ここでも同じ様に下野竜也は楽譜を徹底的に分析し、本番直前までにらめっこしている。

コバケンは控え室では下着も着けずにスッポンポンで準備運動をしながら過すという。

広上淳一は本番ギリギリで着替えをし、楽屋前で必ず日本茶を飲んでからステージに上がるという。

 

下野竜也は見るからに真面目そのもので、普段聞く音楽もクラッシックしか聴かないそうだ。

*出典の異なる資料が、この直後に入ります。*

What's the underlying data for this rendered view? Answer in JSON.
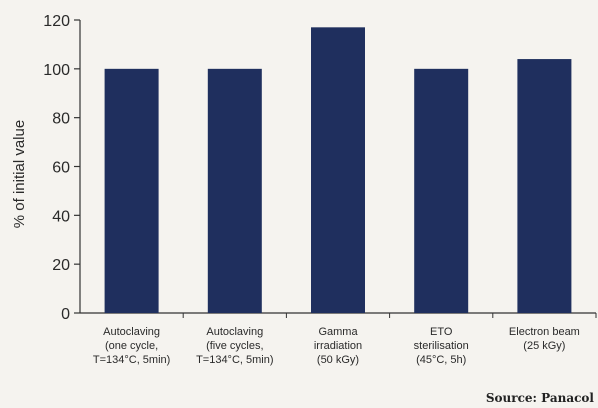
{
  "chart_data": {
    "type": "bar",
    "ylabel": "% of initial value",
    "ylim": [
      0,
      120
    ],
    "yticks": [
      0,
      20,
      40,
      60,
      80,
      100,
      120
    ],
    "grid": false,
    "categories": [
      [
        "Autoclaving",
        "(one cycle,",
        "T=134°C, 5min)"
      ],
      [
        "Autoclaving",
        "(five cycles,",
        "T=134°C, 5min)"
      ],
      [
        "Gamma",
        "irradiation",
        "(50 kGy)"
      ],
      [
        "ETO",
        "sterilisation",
        "(45°C, 5h)"
      ],
      [
        "Electron beam",
        "(25 kGy)"
      ]
    ],
    "values": [
      100,
      100,
      117,
      100,
      104
    ],
    "bar_color": "#1f2f5e",
    "source": "Source: Panacol"
  }
}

広上淳一は幅広く色んなジャンルを聞き、AKB48まで聞いているとの事。

コバケンも色々聞くが、中でも美空ひばりの歌声が好きで、曲の繋ぎの部分の歌い方などはまさにクラッシックの世界にも通ずるものがあると語っていた。

 

 

最後に三人がそれぞれにベートンベンの第九を指揮するシーンが流れた。

 

下野竜也はやはり楽譜通りに忠実に指揮をする。

広上淳一は独創的に自分の身体の全てで表現する。

コバケンは指揮中にも関わらずドンドン声を掛けながらやはり全ての情熱をぶつけるように指揮していた。

 

そこでコバケンが最後に楽譜には無い 溜め のような指揮をして締めくくるのだけど、その部分に下野竜也が気付き質問を投げ掛ける。

 

クラッシックに興味の無い私の耳で聞いても同じ曲なのにそれぞれが違うように聞こえた。

 

コバケンが言うのには、ベートーベンの演奏を実際に聞いた事がある人は現代において誰もいない。

楽譜は同じであっても、それぞれの音に対してや思い入れに対して受け取り方、解釈の違いがあって当たり前だと言う。

 

 

隙の見せ方、聞かせ方、そして先程のものまねと同じく楽譜というオリジナルに対しての解釈や想像性・・・・

 

勘違いしないで欲しいのは、基本を壊していくのではないという事だ。

 

解釈も勝手な解釈でもなければ間違えた解釈でもない。

逆に楽譜の奥に隠れている心情や様々な事を誰よりも深く追求しているという事なのだ。

 

 

これと同じ事を私も過去に静岡の先生から聞かされた事がある。

一枚の作品に巡り会った時に、上辺だけを見るのではなく、作家の心まで感じ取れるように深く見るようにしていかなければならないと・・・・・

 

 

コバケンの楽譜に無い部分のアレンジはパフォーマンスではないのが解る。

 

 

 

やはり美空ひばりだな・・・・w

 

 

クラッシクの世界にいるからクラッシックだけしか聞いた事が無い。

写真の世界で写真しか見ていない・・・・

 

 

下野竜也がそれに気付いたのだろうか?

彼のトークも生き様も私には退屈に感じた。

もちろん世界中でオーケストラを束ねて指揮する位置にいる人なのだから私のような人間が言ってはいけないのだけど・・・・・でもそう感じちゃったんだもんw

 

 

遊びを知らない男は女から見てもつまらないのと一緒だ・・・・

 

 

かといってただ遊んでいるだけの奴は三回くらい死んでくれだ。

 

生かす遊びでなくてはならない。

 

 

 

逆にコバケンには興味深々。

もっと色んな話を聞いてみたくなったし、会えるものなら会ってみたい人に感じた。

 

 

まあそれにしても、コバケンの温厚な人との接し方には私も色々と反省させられた。